I've used ECC ram in servers for a few years now. ECC really shines when you are using your machine heavily, as in "it's on more than 12-16 hours a day". Little whitebox servers I've built without ECC have, sooner or later, developed "issues" that required a reboot, but the ECC machines have never had these.
So my answer is: if you use your computer a lot, then most likely yes. If you use your computer 24/7, then it should be a must-have.
There are some motherboards that support ECC out there. They are usually on the "higher" end of things, but with a little research you can find them from various manufacturers. The only other consideration is to remember to enable ECC support in the BIOS.
Google has come out swinging on this issue. See http://blogs.zdnet.com/storage/?p=638 for how this really does affect modern-day systems.
I only think ECC is worth using when the server requires it. Wikipedia:
Error detection and correction in computer systems seems to go in and out of fashion. Seymour Cray famously said "parity is for farmers" when asked why he left this out of the CDC 6600. He included parity in the CDC 7600, and reputedly said "I learned that a lot of farmers buy computers."
I can't find a definitive source on the internet, other than nebulous claims of one bit error per month per gigabyte, which is patently ridiculous; servers would be crashing left and right all over the world if this was remotely true.
Some highlights from a MetaFilter thread from actual server admins:
I think ECC is cool stuff, but I've had servers both with and without it, and I've never had its presence or absence do anything, either way.
I understand the purpose of ECC RAM, but not the point.

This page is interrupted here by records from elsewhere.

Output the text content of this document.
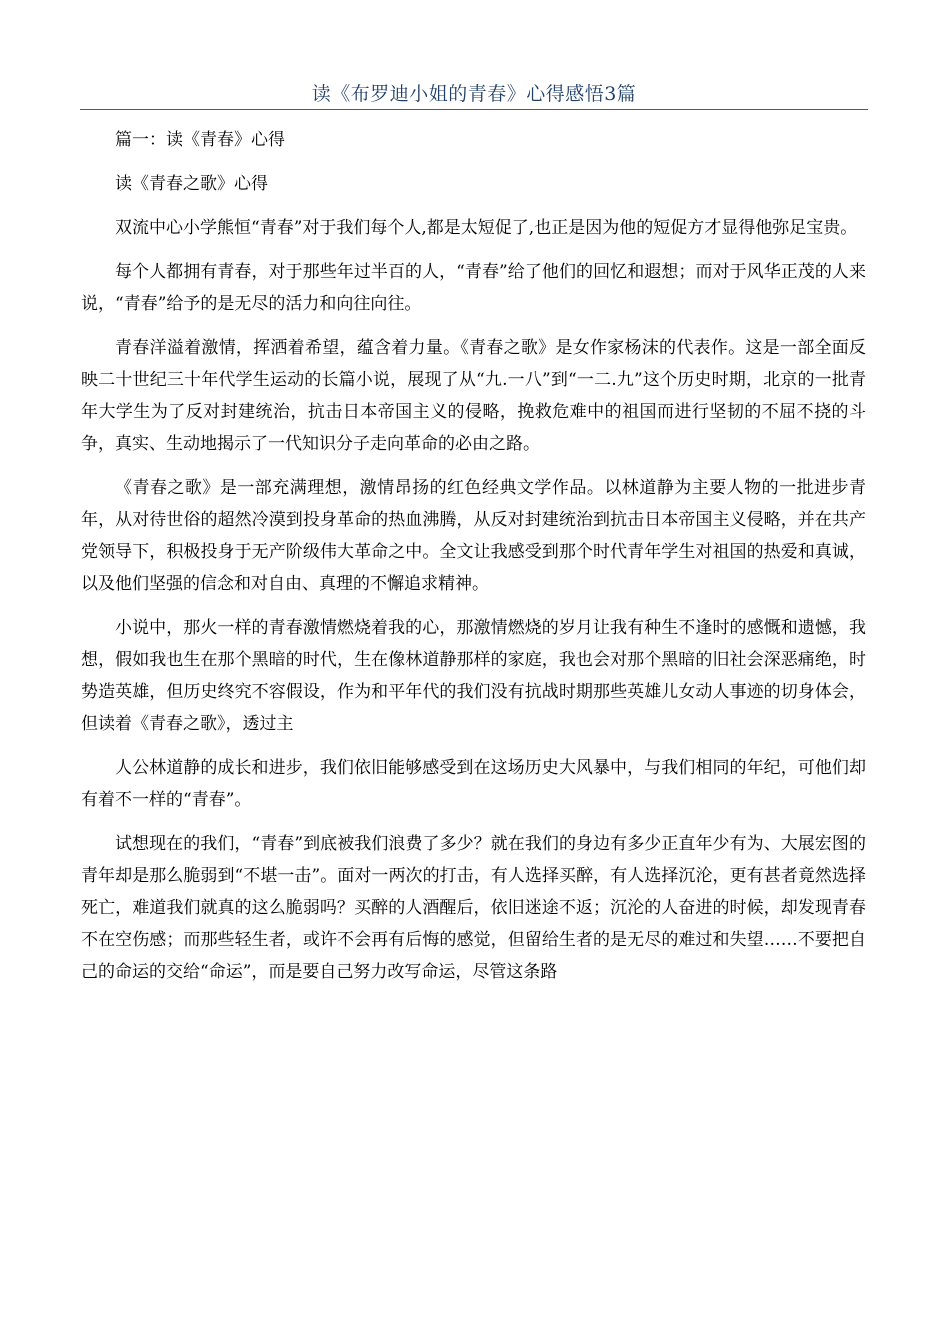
读《布罗迪小姐的青春》心得感悟3篇

篇一：读《青春》心得

读《青春之歌》心得

双流中心小学熊恒“青春”对于我们每个人,都是太短促了,也正是因为他的短促方才显得他弥足宝贵。

每个人都拥有青春，对于那些年过半百的人，“青春”给了他们的回忆和遐想；而对于风华正茂的人来说，“青春”给予的是无尽的活力和向往向往。

青春洋溢着激情，挥洒着希望，蕴含着力量。《青春之歌》是女作家杨沫的代表作。这是一部全面反映二十世纪三十年代学生运动的长篇小说，展现了从“九.一八”到“一二.九”这个历史时期，北京的一批青年大学生为了反对封建统治，抗击日本帝国主义的侵略，挽救危难中的祖国而进行坚韧的不屈不挠的斗争，真实、生动地揭示了一代知识分子走向革命的必由之路。

《青春之歌》是一部充满理想，激情昂扬的红色经典文学作品。以林道静为主要人物的一批进步青年，从对待世俗的超然冷漠到投身革命的热血沸腾，从反对封建统治到抗击日本帝国主义侵略，并在共产党领导下，积极投身于无产阶级伟大革命之中。全文让我感受到那个时代青年学生对祖国的热爱和真诚，以及他们坚强的信念和对自由、真理的不懈追求精神。

小说中，那火一样的青春激情燃烧着我的心，那激情燃烧的岁月让我有种生不逢时的感慨和遗憾，我想，假如我也生在那个黑暗的时代，生在像林道静那样的家庭，我也会对那个黑暗的旧社会深恶痛绝，时势造英雄，但历史终究不容假设，作为和平年代的我们没有抗战时期那些英雄儿女动人事迹的切身体会，但读着《青春之歌》，透过主

人公林道静的成长和进步，我们依旧能够感受到在这场历史大风暴中，与我们相同的年纪，可他们却有着不一样的“青春”。

试想现在的我们，“青春”到底被我们浪费了多少？就在我们的身边有多少正直年少有为、大展宏图的青年却是那么脆弱到“不堪一击”。面对一两次的打击，有人选择买醉，有人选择沉沦，更有甚者竟然选择死亡，难道我们就真的这么脆弱吗？买醉的人酒醒后，依旧迷途不返；沉沦的人奋进的时候，却发现青春不在空伤感；而那些轻生者，或许不会再有后悔的感觉，但留给生者的是无尽的难过和失望……不要把自己的命运的交给“命运”，而是要自己努力改写命运，尽管这条路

I mean, I've never noticed any issue resulting from cosmic ray bit flipping. Even on personal compute/compile servers with multiple year uptimes. Not to say that bits didn't flip, but they certainly didn't matter.

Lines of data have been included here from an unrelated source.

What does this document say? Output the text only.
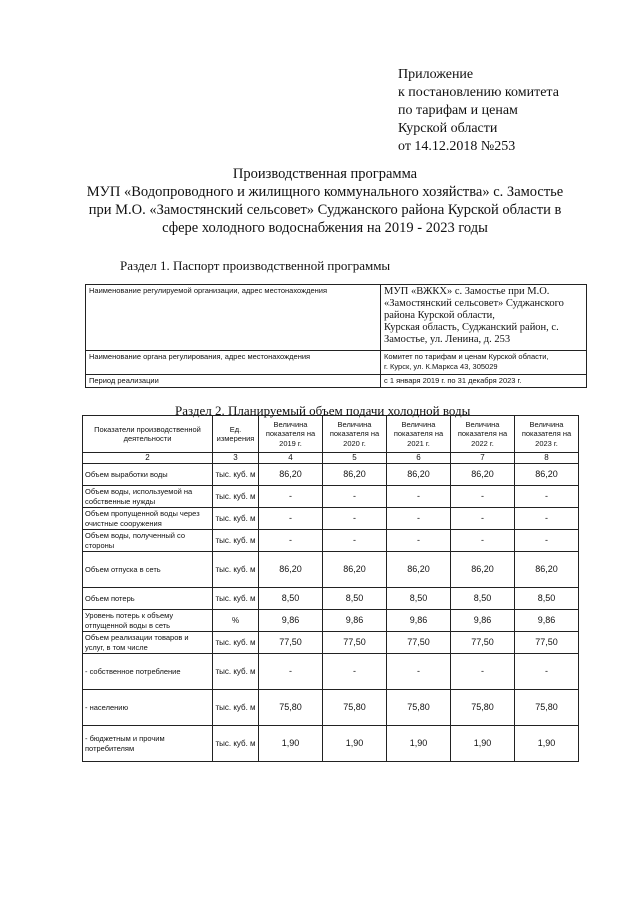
Приложение
к постановлению комитета
по тарифам и ценам
Курской области
от 14.12.2018 №253
Производственная программа
МУП «Водопроводного и жилищного коммунального хозяйства» с. Замостье
при М.О. «Замостянский сельсовет» Суджанского района Курской области в
сфере холодного водоснабжения на 2019 - 2023 годы
Раздел 1. Паспорт производственной программы
Наименование регулируемой организации, адрес местонахождения	МУП «ВЖКХ» с. Замостье при М.О.
«Замостянский сельсовет» Суджанского
района Курской области,
Курская область, Суджанский район, с.
Замостье, ул. Ленина, д. 253

Наименование органа регулирования, адрес местонахождения	Комитет по тарифам и ценам Курской области,
г. Курск, ул. К.Маркса 43, 305029

Период реализации	с 1 января 2019 г. по 31 декабря 2023 г.
Раздел 2. Планируемый объем подачи холодной воды
Показатели производственной деятельности	Ед. измерения	Величина показателя на 2019 г.	Величина показателя на 2020 г.	Величина показателя на 2021 г.	Величина показателя на 2022 г.	Величина показателя на 2023 г.
2	3	4	5	6	7	8
Объем выработки воды	тыс. куб. м	86,20	86,20	86,20	86,20	86,20
Объем воды, используемой на собственные нужды	тыс. куб. м	-	-	-	-	-
Объем пропущенной воды через очистные сооружения	тыс. куб. м	-	-	-	-	-
Объем воды, полученный со стороны	тыс. куб. м	-	-	-	-	-
Объем отпуска в сеть	тыс. куб. м	86,20	86,20	86,20	86,20	86,20
Объем потерь	тыс. куб. м	8,50	8,50	8,50	8,50	8,50
Уровень потерь к объему отпущенной воды в сеть	%	9,86	9,86	9,86	9,86	9,86
Объем реализации товаров и услуг, в том числе	тыс. куб. м	77,50	77,50	77,50	77,50	77,50
- собственное потребление	тыс. куб. м	-	-	-	-	-
- населению	тыс. куб. м	75,80	75,80	75,80	75,80	75,80
- бюджетным и прочим потребителям	тыс. куб. м	1,90	1,90	1,90	1,90	1,90
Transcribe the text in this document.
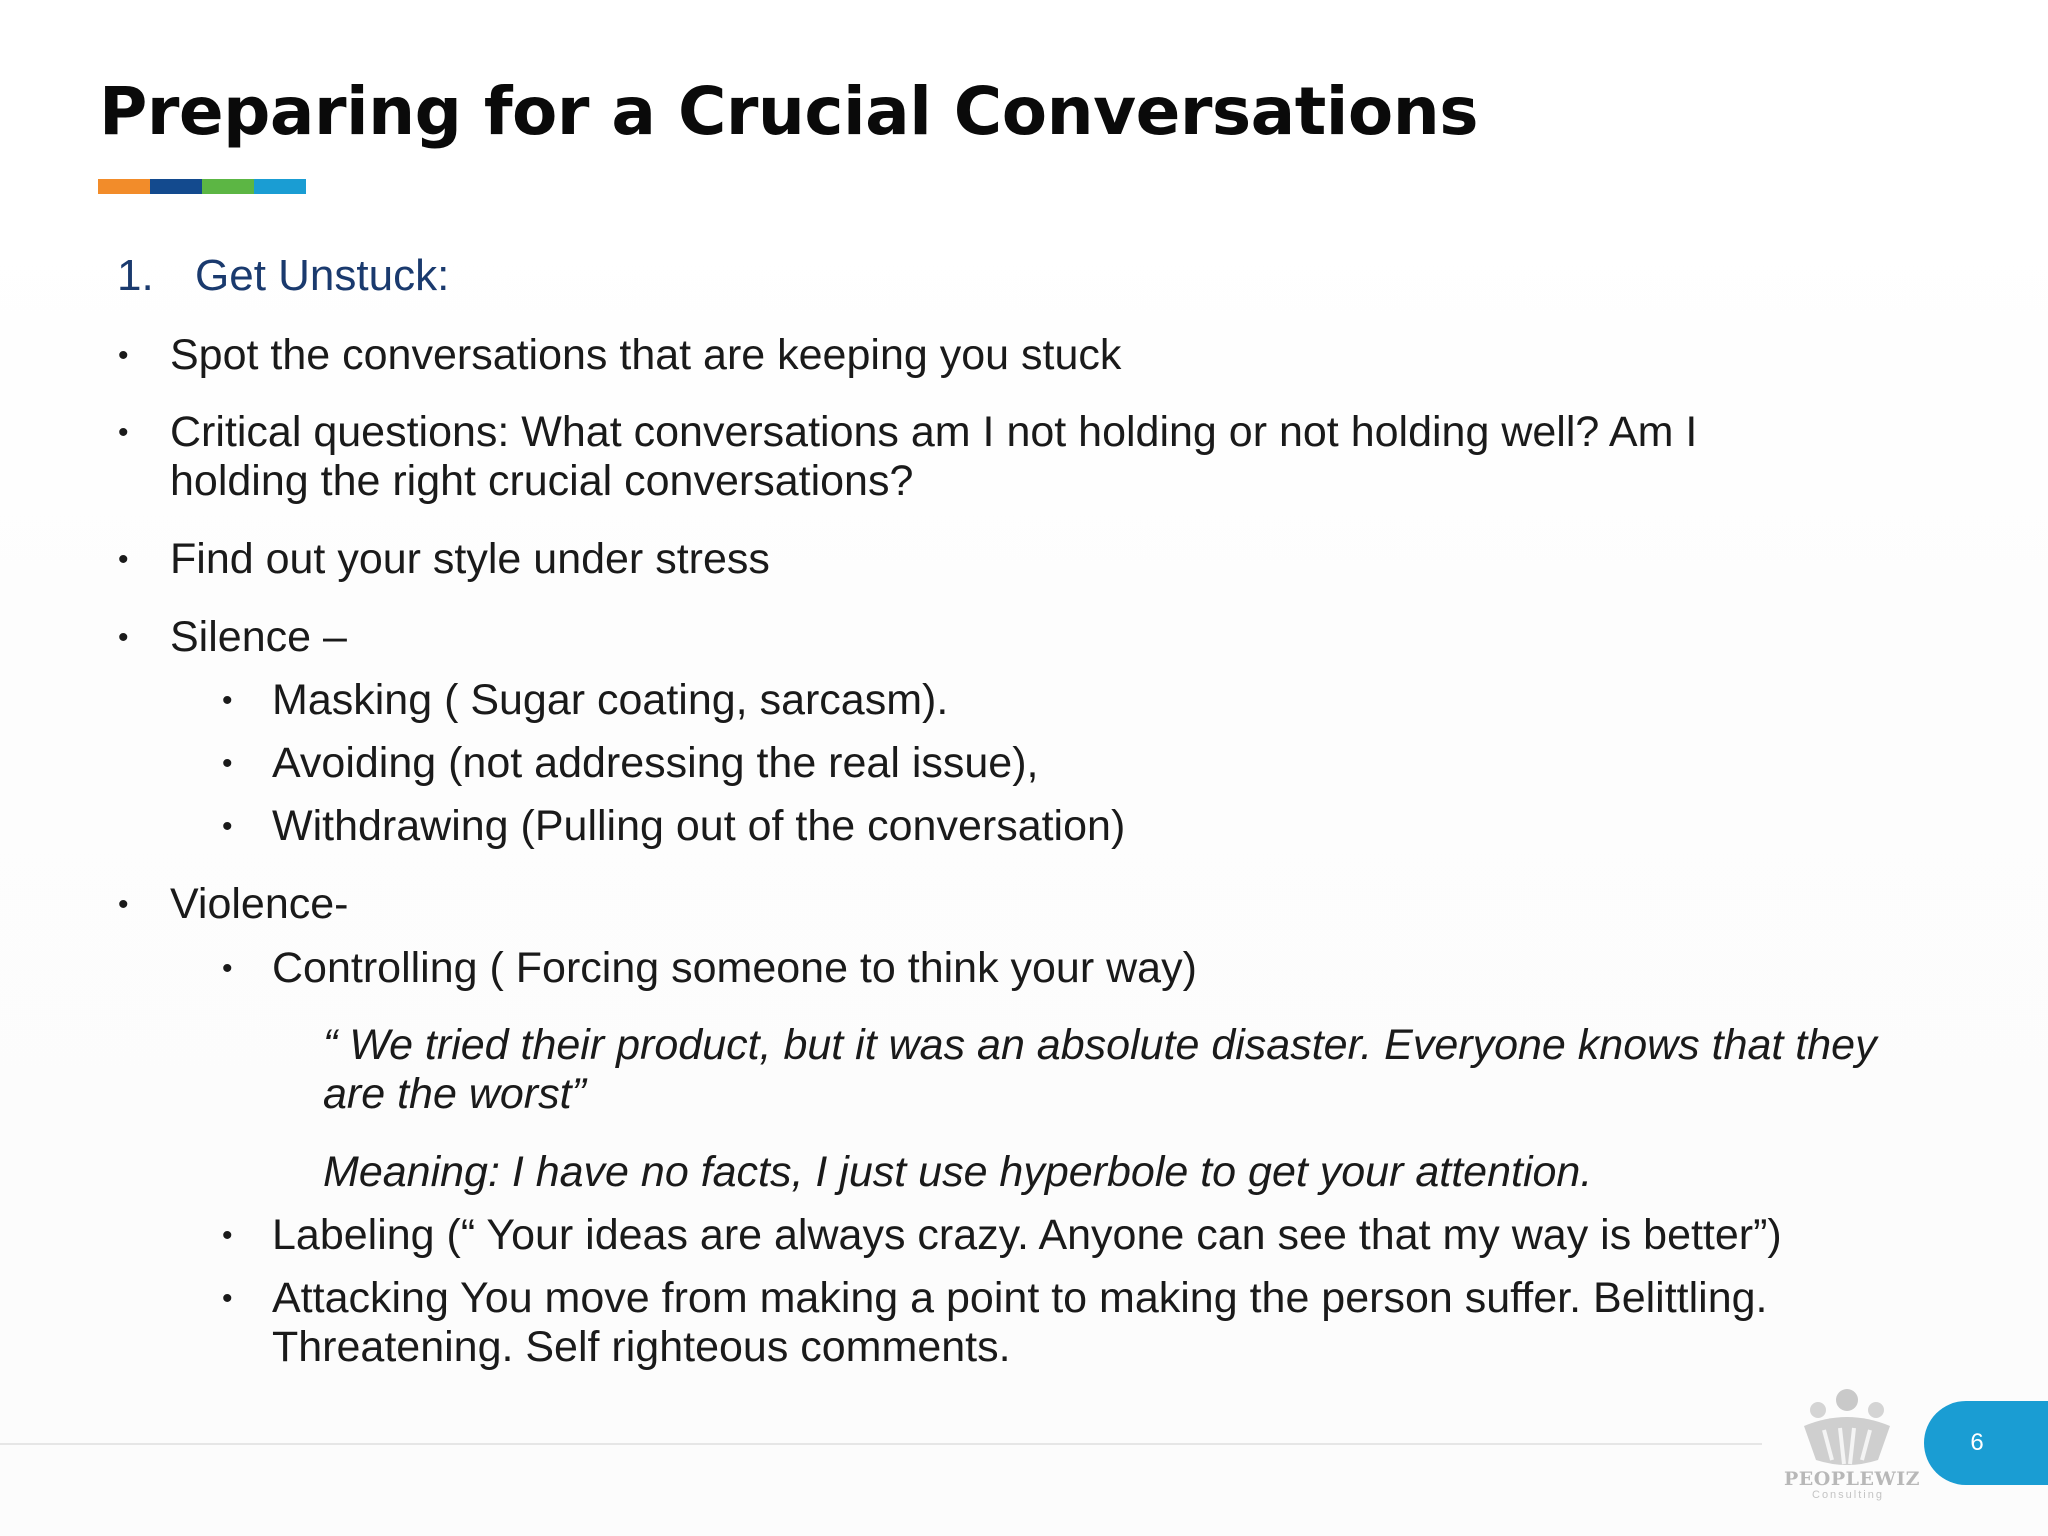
Preparing for a Crucial Conversations
1. Get Unstuck:
• Spot the conversations that are keeping you stuck
• Critical questions: What conversations am I not holding or not holding well? Am I holding the right crucial conversations?
• Find out your style under stress
• Silence –
• Masking ( Sugar coating, sarcasm).
• Avoiding (not addressing the real issue),
• Withdrawing (Pulling out of the conversation)
• Violence-
• Controlling ( Forcing someone to think your way)
“ We tried their product, but it was an absolute disaster. Everyone knows that they are the worst”
Meaning: I have no facts, I just use hyperbole to get your attention.
• Labeling (“ Your ideas are always crazy. Anyone can see that my way is better”)
• Attacking You move from making a point to making the person suffer. Belittling. Threatening. Self righteous comments.
PEOPLEWIZ
Consulting
6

In my experience running farms of a few thousands machines here and there, you're more likely to have Ext3 silently puke all over you than to have an ECC-correctable problem.
Personally, I think ECC is a bit cargo-cultish, but it's a reasonable insurance policy on a big beefy server as long as the cost premium isn't too high.

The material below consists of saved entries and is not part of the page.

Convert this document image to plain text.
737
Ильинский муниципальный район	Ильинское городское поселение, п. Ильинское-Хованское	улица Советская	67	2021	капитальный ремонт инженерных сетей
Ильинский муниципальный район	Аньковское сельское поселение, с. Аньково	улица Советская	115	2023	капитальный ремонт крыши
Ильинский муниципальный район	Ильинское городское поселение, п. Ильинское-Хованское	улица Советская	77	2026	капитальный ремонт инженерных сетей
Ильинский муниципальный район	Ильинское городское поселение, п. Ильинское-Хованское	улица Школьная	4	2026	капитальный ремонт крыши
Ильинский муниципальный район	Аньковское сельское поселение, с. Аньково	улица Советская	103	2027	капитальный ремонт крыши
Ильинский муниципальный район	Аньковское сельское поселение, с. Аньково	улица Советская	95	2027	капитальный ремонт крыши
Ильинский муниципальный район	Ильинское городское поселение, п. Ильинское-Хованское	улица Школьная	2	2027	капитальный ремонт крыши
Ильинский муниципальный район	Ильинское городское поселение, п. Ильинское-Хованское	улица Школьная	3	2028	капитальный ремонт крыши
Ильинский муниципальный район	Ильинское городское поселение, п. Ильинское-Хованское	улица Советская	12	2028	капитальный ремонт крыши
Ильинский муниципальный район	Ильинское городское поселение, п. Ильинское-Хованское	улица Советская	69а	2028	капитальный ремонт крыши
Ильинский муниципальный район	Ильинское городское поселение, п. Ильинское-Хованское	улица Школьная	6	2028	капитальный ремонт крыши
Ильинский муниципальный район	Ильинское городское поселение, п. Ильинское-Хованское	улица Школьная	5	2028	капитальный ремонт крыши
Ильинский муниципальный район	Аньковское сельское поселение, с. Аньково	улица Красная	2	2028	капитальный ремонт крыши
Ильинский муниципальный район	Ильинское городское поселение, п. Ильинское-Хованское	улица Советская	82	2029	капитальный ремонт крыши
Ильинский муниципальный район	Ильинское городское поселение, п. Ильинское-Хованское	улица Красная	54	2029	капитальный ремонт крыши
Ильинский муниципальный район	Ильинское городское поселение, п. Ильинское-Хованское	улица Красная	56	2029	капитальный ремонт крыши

We've considered it for critical systems. One problem becomes, how the heck do you do error detection in software to check your memory integrity, when the program used to run the memory integrity check can itself be prone to memory errors??? You basically can't and it makes failure mode analysis / failure mitigation difficult, so ECC is a mitigation mechanism.
This is one of those cases where if there are problems, you can actually blame cosmic rays ;)
I would consider ECC ram for "mission critical" applications. If a server error would cause you to lose significant amounts of money (or kill people, or whatever), spring for the ECC ram. Basically, weigh the cost of the ECC ram versus what you stand to lose in the event of an error.
But no matter what you decide, I recommend running MemTest86+ overnight (or long enough to make several passes over the entire address space). And if you can turn up the heat (literally), that'll give you an idea on how your ram will perform when the system is running hot.
I've had brand-new RAM exhibit errors in MemTest. I've also had "good" ram develop errors, over time, that MemTest detected. It's a great tool, and one of the first things I run on a new system.